Recensione train de vie - un treno per vivere
Recensione a cura di Pasionaria (voto: 9,0)
C'era una volta... il film inizia come una fiaba e scorre leggero sui binari della commedia.
Scelta azzardata, quantomeno singolare, quella di scrivere una sorta di farsa sull'Olocausto, ma il risultato è sorprendente.
"Ridere è un altro modo di piangere" dice il regista, Radu Mihaileanu, la cui famiglia fu internata in un lager. Un dolore atavico il suo, un dolore che viene qua trasfigurato nella risata, ma non per questo sminuito. Nella vita è costante la compresenza di comico e tragico e l'invito pascoliano a cercare nelle cose il loro sorriso e la loro lacrima come due elementi inseparabili è poeticamente vero. Così il regista sceglie di raccontarci in altra forma la tragedia del suo popolo, in modo surreale e ironico, quasi a volerne dissacrare l'orrore.

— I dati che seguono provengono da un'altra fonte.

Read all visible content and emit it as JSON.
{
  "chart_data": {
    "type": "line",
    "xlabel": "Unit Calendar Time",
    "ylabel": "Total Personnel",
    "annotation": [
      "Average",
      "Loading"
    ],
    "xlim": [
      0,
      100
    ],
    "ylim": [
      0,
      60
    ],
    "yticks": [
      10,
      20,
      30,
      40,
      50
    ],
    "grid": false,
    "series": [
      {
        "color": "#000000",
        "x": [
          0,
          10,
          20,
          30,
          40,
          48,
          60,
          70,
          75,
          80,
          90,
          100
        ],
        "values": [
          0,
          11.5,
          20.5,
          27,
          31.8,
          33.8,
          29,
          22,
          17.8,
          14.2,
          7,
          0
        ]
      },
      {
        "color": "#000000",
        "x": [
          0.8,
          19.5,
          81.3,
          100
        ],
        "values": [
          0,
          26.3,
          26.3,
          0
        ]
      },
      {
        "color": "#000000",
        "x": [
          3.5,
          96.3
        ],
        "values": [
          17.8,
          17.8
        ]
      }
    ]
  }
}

Lo fa ispirandosi all'universo onirico del concittadino Ionesco, al suo teatro dell'assurdo, i cui rimandi la critica ha intravisto, unanime, nel racconto di Mihaileanu, così come ha colto l'evidente richiamo al regista Ernest Lubitsch (ebreo dell'Est come lui) e al suo film "Vogliamo vivere", che nel '42 affrontava per primo in forma di commedia la tematica antinazista, irridendo la tragedia della Shoah.
Egli fu quindi il precursore di un'idea poco ortodossa ma di successo, seguita da altri artisti tra cui il nostro Benigni che, nello stesso anno d'uscita di "Train de vie" (1998), concepisce e dà vita ad un'altra commedia sullo stesso tema, "La vita è bella". Il lungometraggio italiano ebbe una distribuzione capillare e grazie alle operazioni di marketing per il suo lancio, ottenne maggiore popolarità, amplificata dalla vittoria dell'Oscar. "Train de vie" fu forse in parte oscurato dal film di Benigni, conquistò tuttavia il pieno consenso della critica e del pubblico e vinse il David di Donatello come miglior film straniero.
Tra le due opere esistono marcate differenze, denominatore comune lo stile narrativo "favolesco", ma risalta subito nel gioiello cinematografico di Mihaileanu, l'ironia grottesca e delicata insieme sui vizi e sulle virtù ebraici, tipica dell'umorismo Yiddish, sempre un po' malinconico e rassegnato, certamente privo dell'enfasi buonista del film di Benigni.